Black is the original DMC part, the green is an equivalent Volvo part. Its sounding like you RPM relay has died (not uncommon) and someone has wired up the fuel pump to run. With out the relay the car will not start...well unless someone has wired up the terminals 30 and 87 Smile

Can you hear a buzzing sound coming from the RH side of the engine when its running? That is the Frequency valve for the lambda system and wont run if the relay is disconnected but there is a jumper wire to run the fuel pump


- NickT - 25 Mar 2007

As ChrisS said about the RPM/ Fuel pump relay.

The originals can be fixed by replacing the NE555 timer chip.

53p from Maplins and 19p for the 8 pin DIL Socket (so you can change the chip in the future without unsoldering)

A pic of your relay would confirm the replies you've had.

NickT.


- Rich H - 25 Mar 2007

Quote:If it has then you have a problem with your cold start system and someone has tried to hide the problem by putting the jumper in the hot start relay. The problem could be the thermotime switch, has died or the fuel accumulator is going bad.

Bit of a contradiction that Big Grin

To clarify, assuming the relay in question is the hot start relay...

The thermotime switch fires the cold start injector during cranking, but only for a few seconds and only while the engine is cold. There is an obsession with this device being the cause of cold start troubles - it isn't. DeLoreans will start quite happily with this device disconnected entirely.

The purpose of the accumulator is to prevent hot fuel vapourising in the fuel pipes after the engine is turned off. If the fuel evaporates in the fuel lines, then the engine will not start because it needs petrol to run.
If your engine is hot and needs to be cranked for some time before it starts then this is the likely culprit.

The hot start relay is used to bypass the thermotime switch, so that the cold start injector will fire during cranking whether the engine is hot or cold. By firing the cold start injector it gives the engine a squirt of fuel to get it running whilst all the vapour in the lines is cleared out.

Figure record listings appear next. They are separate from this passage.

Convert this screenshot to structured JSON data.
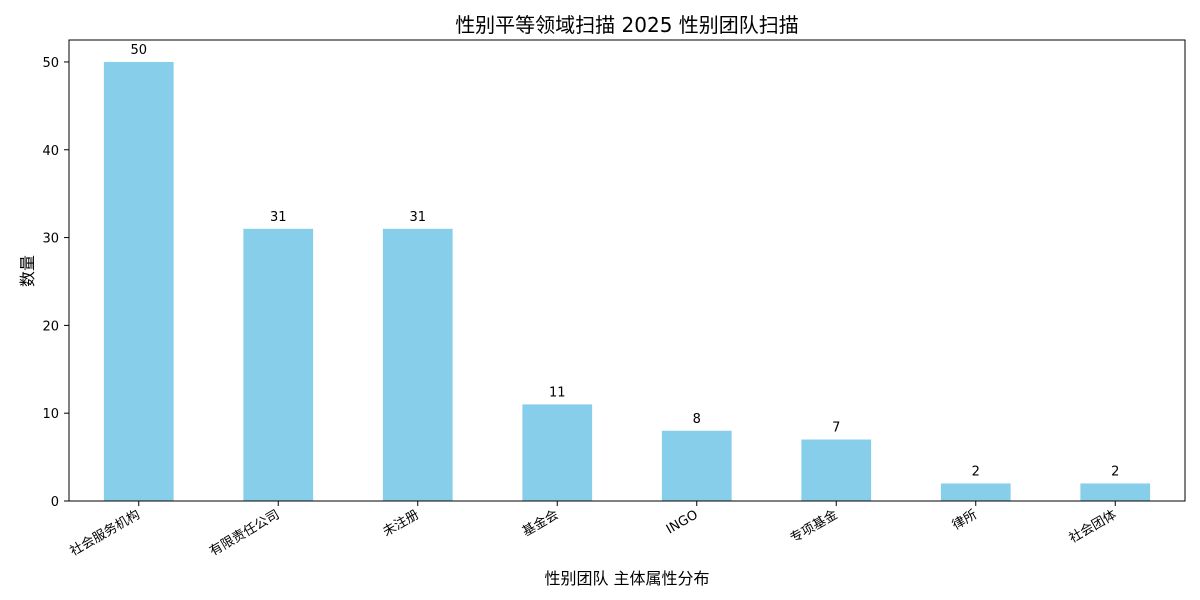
{
  "chart_data": {
    "type": "bar",
    "title": "性别平等领域扫描 2025 性别团队扫描",
    "xlabel": "性别团队 主体属性分布",
    "ylabel": "数量",
    "categories": [
      "社会服务机构",
      "有限责任公司",
      "未注册",
      "基金会",
      "INGO",
      "专项基金",
      "律所",
      "社会团体"
    ],
    "values": [
      50,
      31,
      31,
      11,
      8,
      7,
      2,
      2
    ],
    "ylim": [
      0,
      52.5
    ],
    "yticks": [
      0,
      10,
      20,
      30,
      40,
      50
    ],
    "grid": false,
    "bar_color": "#87ceeb"
  }
}
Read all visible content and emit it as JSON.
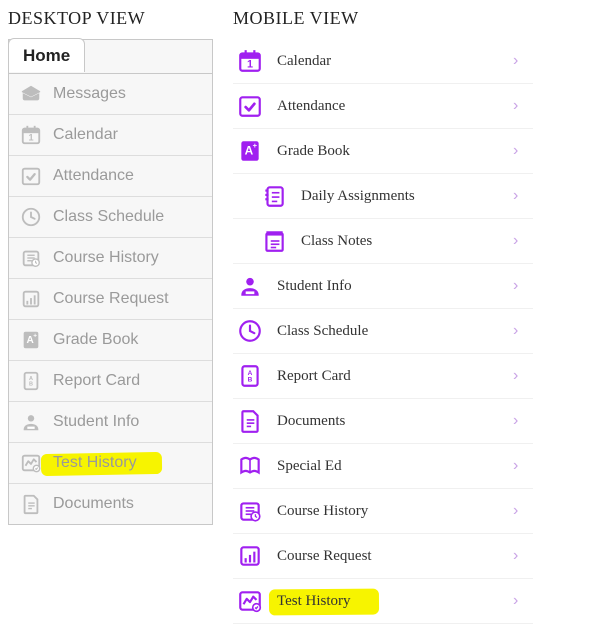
{
  "colors": {
    "desktop_icon": "#bdbdbd",
    "desktop_text": "#9a9a9a",
    "desktop_border": "#c8c8c8",
    "desktop_bg": "#f7f7f7",
    "mobile_accent": "#a020f0",
    "mobile_text": "#333333",
    "chevron": "#c9a3e6",
    "highlight": "#f7f400"
  },
  "headings": {
    "desktop": "DESKTOP VIEW",
    "mobile": "MOBILE VIEW"
  },
  "desktop": {
    "tab_label": "Home",
    "items": [
      {
        "label": "Messages",
        "icon": "messages-icon",
        "highlight": false
      },
      {
        "label": "Calendar",
        "icon": "calendar-icon",
        "highlight": false
      },
      {
        "label": "Attendance",
        "icon": "attendance-icon",
        "highlight": false
      },
      {
        "label": "Class Schedule",
        "icon": "schedule-icon",
        "highlight": false
      },
      {
        "label": "Course History",
        "icon": "course-history-icon",
        "highlight": false
      },
      {
        "label": "Course Request",
        "icon": "course-request-icon",
        "highlight": false
      },
      {
        "label": "Grade Book",
        "icon": "grade-book-icon",
        "highlight": false
      },
      {
        "label": "Report Card",
        "icon": "report-card-icon",
        "highlight": false
      },
      {
        "label": "Student Info",
        "icon": "student-info-icon",
        "highlight": false
      },
      {
        "label": "Test History",
        "icon": "test-history-icon",
        "highlight": true
      },
      {
        "label": "Documents",
        "icon": "documents-icon",
        "highlight": false
      }
    ]
  },
  "mobile": {
    "items": [
      {
        "label": "Calendar",
        "icon": "calendar-icon",
        "indent": false,
        "highlight": false
      },
      {
        "label": "Attendance",
        "icon": "attendance-icon",
        "indent": false,
        "highlight": false
      },
      {
        "label": "Grade Book",
        "icon": "grade-book-icon",
        "indent": false,
        "highlight": false
      },
      {
        "label": "Daily Assignments",
        "icon": "assignments-icon",
        "indent": true,
        "highlight": false
      },
      {
        "label": "Class Notes",
        "icon": "class-notes-icon",
        "indent": true,
        "highlight": false
      },
      {
        "label": "Student Info",
        "icon": "student-info-icon",
        "indent": false,
        "highlight": false
      },
      {
        "label": "Class Schedule",
        "icon": "schedule-icon",
        "indent": false,
        "highlight": false
      },
      {
        "label": "Report Card",
        "icon": "report-card-icon",
        "indent": false,
        "highlight": false
      },
      {
        "label": "Documents",
        "icon": "documents-icon",
        "indent": false,
        "highlight": false
      },
      {
        "label": "Special Ed",
        "icon": "special-ed-icon",
        "indent": false,
        "highlight": false
      },
      {
        "label": "Course History",
        "icon": "course-history-icon",
        "indent": false,
        "highlight": false
      },
      {
        "label": "Course Request",
        "icon": "course-request-icon",
        "indent": false,
        "highlight": false
      },
      {
        "label": "Test History",
        "icon": "test-history-icon",
        "indent": false,
        "highlight": true
      }
    ]
  }
}
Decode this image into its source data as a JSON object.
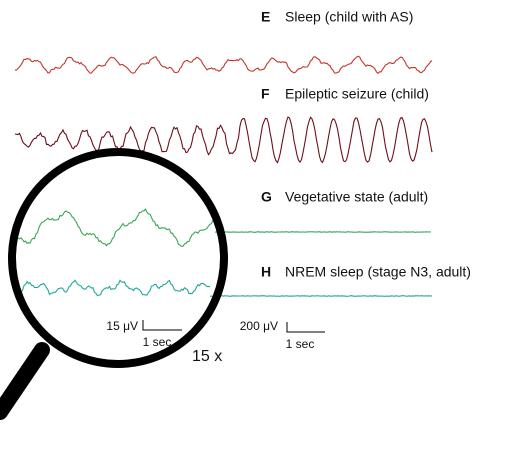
{
  "panels": [
    {
      "letter": "E",
      "label": "Sleep (child with AS)"
    },
    {
      "letter": "F",
      "label": "Epileptic seizure (child)"
    },
    {
      "letter": "G",
      "label": "Vegetative state (adult)"
    },
    {
      "letter": "H",
      "label": "NREM sleep (stage N3, adult)"
    }
  ],
  "magnified_scale": {
    "amplitude": "15 μV",
    "time": "1 sec"
  },
  "scale": {
    "amplitude": "200 μV",
    "time": "1 sec"
  },
  "magnification": "15 x"
}
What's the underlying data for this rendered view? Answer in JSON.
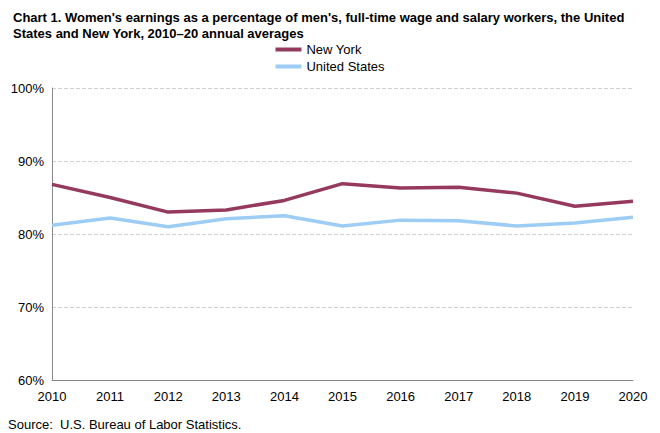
{
  "chart_data": {
    "type": "line",
    "title": "Chart 1. Women's earnings as a percentage of men's, full-time wage and salary workers, the United States and New York, 2010–20 annual averages",
    "annotations": [
      "Source:  U.S. Bureau of Labor Statistics."
    ],
    "categories": [
      "2010",
      "2011",
      "2012",
      "2013",
      "2014",
      "2015",
      "2016",
      "2017",
      "2018",
      "2019",
      "2020"
    ],
    "series": [
      {
        "name": "New York",
        "color": "#953a5e",
        "values": [
          86.8,
          85.0,
          83.0,
          83.3,
          84.6,
          86.9,
          86.3,
          86.4,
          85.6,
          83.8,
          84.5
        ]
      },
      {
        "name": "United States",
        "color": "#9dcdf5",
        "values": [
          81.2,
          82.2,
          81.0,
          82.1,
          82.5,
          81.1,
          81.9,
          81.8,
          81.1,
          81.5,
          82.3
        ]
      }
    ],
    "ylim": [
      60,
      100
    ],
    "yticks": [
      {
        "value": 60,
        "label": "60%"
      },
      {
        "value": 70,
        "label": "70%"
      },
      {
        "value": 80,
        "label": "80%"
      },
      {
        "value": 90,
        "label": "90%"
      },
      {
        "value": 100,
        "label": "100%"
      }
    ],
    "grid": true,
    "legend": "top",
    "marker": "none",
    "line_style": "solid"
  }
}
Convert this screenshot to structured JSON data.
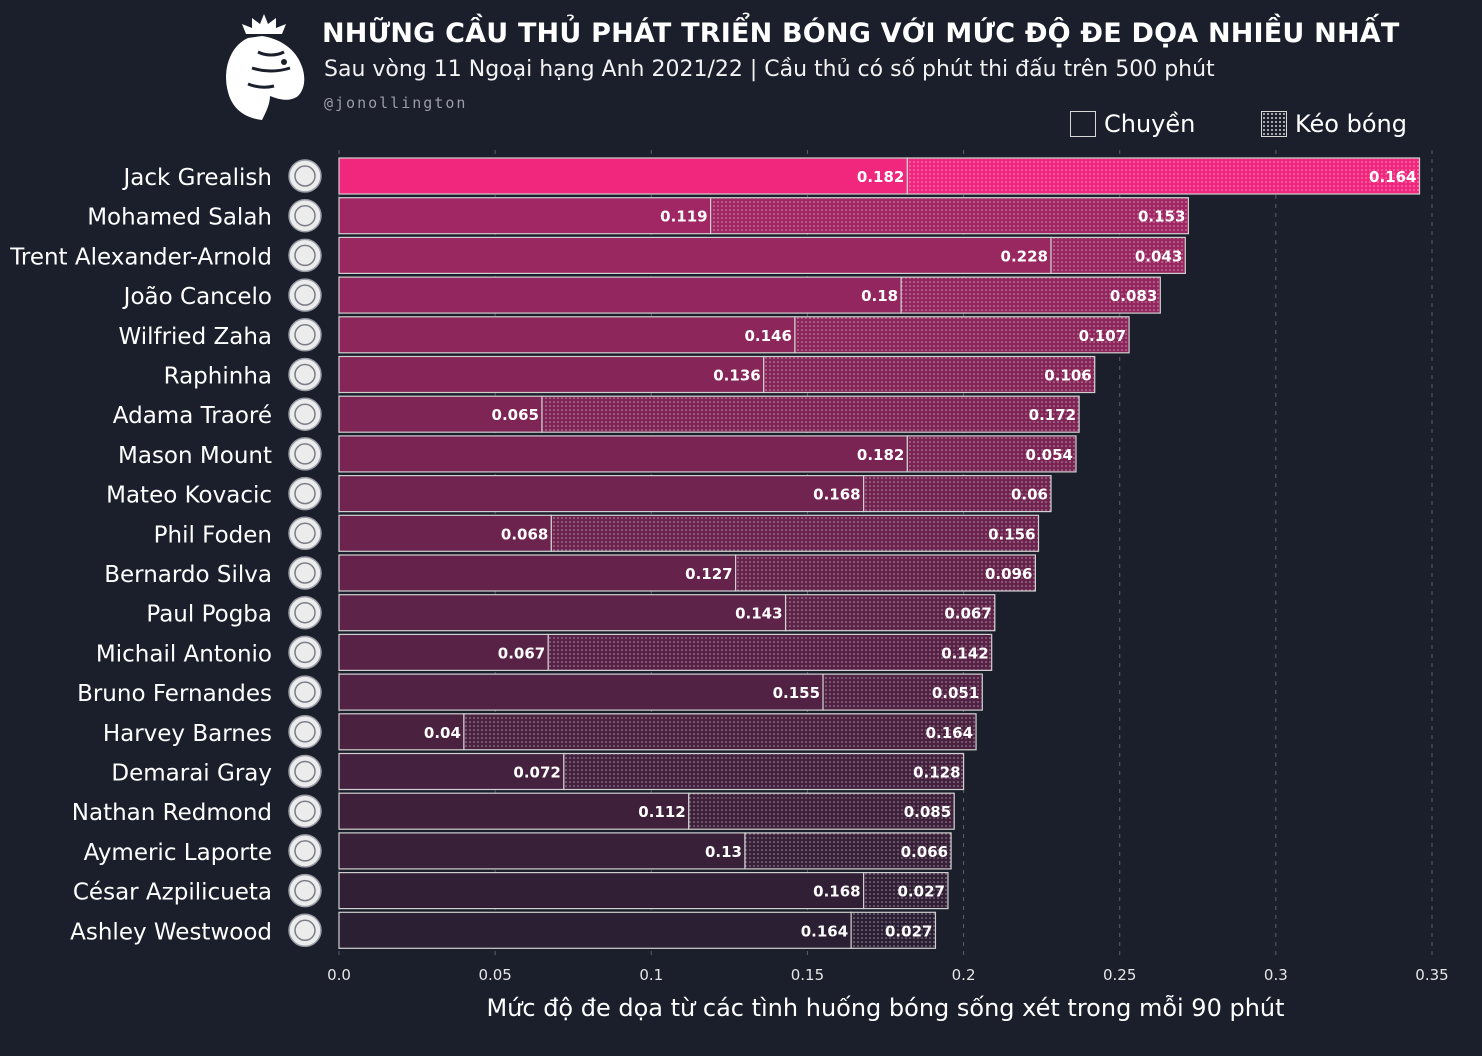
{
  "header": {
    "title": "NHỮNG CẦU THỦ PHÁT TRIỂN BÓNG VỚI MỨC ĐỘ ĐE DỌA NHIỀU NHẤT",
    "subtitle": "Sau vòng 11 Ngoại hạng Anh 2021/22 | Cầu thủ có số phút thi đấu trên 500 phút",
    "credit": "@jonollington"
  },
  "legend": {
    "pass_label": "Chuyền",
    "carry_label": "Kéo bóng"
  },
  "colors": {
    "background": "#1b1f2c",
    "top_bar": "#f0277d",
    "bar_strong": "#a02763",
    "bar_weak": "#2a1f33",
    "outline": "#d0d0d0"
  },
  "chart_data": {
    "type": "bar",
    "orientation": "horizontal",
    "stacked": true,
    "xlabel": "Mức độ đe dọa từ các tình huống bóng sống xét trong mỗi 90 phút",
    "xlim": [
      0,
      0.35
    ],
    "xticks": [
      "0.0",
      "0.05",
      "0.1",
      "0.15",
      "0.2",
      "0.25",
      "0.3",
      "0.35"
    ],
    "grid": "vertical-dashed",
    "legend_position": "top-right",
    "categories": [
      "Jack Grealish",
      "Mohamed Salah",
      "Trent Alexander-Arnold",
      "João Cancelo",
      "Wilfried Zaha",
      "Raphinha",
      "Adama Traoré",
      "Mason Mount",
      "Mateo Kovacic",
      "Phil Foden",
      "Bernardo Silva",
      "Paul Pogba",
      "Michail Antonio",
      "Bruno Fernandes",
      "Harvey Barnes",
      "Demarai Gray",
      "Nathan Redmond",
      "Aymeric Laporte",
      "César Azpilicueta",
      "Ashley Westwood"
    ],
    "clubs": [
      "man-city",
      "liverpool",
      "liverpool",
      "man-city",
      "crystal-palace",
      "leeds",
      "wolves",
      "chelsea",
      "chelsea",
      "man-city",
      "man-city",
      "man-utd",
      "west-ham",
      "man-utd",
      "leicester",
      "everton",
      "southampton",
      "man-city",
      "chelsea",
      "aston-villa"
    ],
    "series": [
      {
        "name": "Chuyền",
        "pattern": "solid",
        "values": [
          0.182,
          0.119,
          0.228,
          0.18,
          0.146,
          0.136,
          0.065,
          0.182,
          0.168,
          0.068,
          0.127,
          0.143,
          0.067,
          0.155,
          0.04,
          0.072,
          0.112,
          0.13,
          0.168,
          0.164
        ]
      },
      {
        "name": "Kéo bóng",
        "pattern": "dotted",
        "values": [
          0.164,
          0.153,
          0.043,
          0.083,
          0.107,
          0.106,
          0.172,
          0.054,
          0.06,
          0.156,
          0.096,
          0.067,
          0.142,
          0.051,
          0.164,
          0.128,
          0.085,
          0.066,
          0.027,
          0.027
        ]
      }
    ]
  }
}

Using the hot start relay is a quick fix for a dodgy accumulator.


- johnomac - 25 Mar 2007

Ok checked today, its a black relay like the one in the picture, and when i disconnect the jumper wires the car wont start, so i just need a new chip for the relay?
I also found relay 20 and 21 missing?


- Rich H - 25 Mar 2007

johnomac Wrote:Ok checked today, its a black relay like the one in the picture, and when i disconnect the jumper wires the car wont start, so i just need a new chip for the relay?
I also found relay 20 and 21 missing?

Do you actually have the relay in the car? It's just been disconnected?

You can send it to me and I'll do it for the cost of the bits and postage if you want.

20 & 21 are thermal trips, disigned to go open circuit under overload. They are about the size of two sugar lumps and have only two connections - either spades or threaded posts. One is for the door solenoids, the other is for the cooling fans - although other devices may have been tapped off them.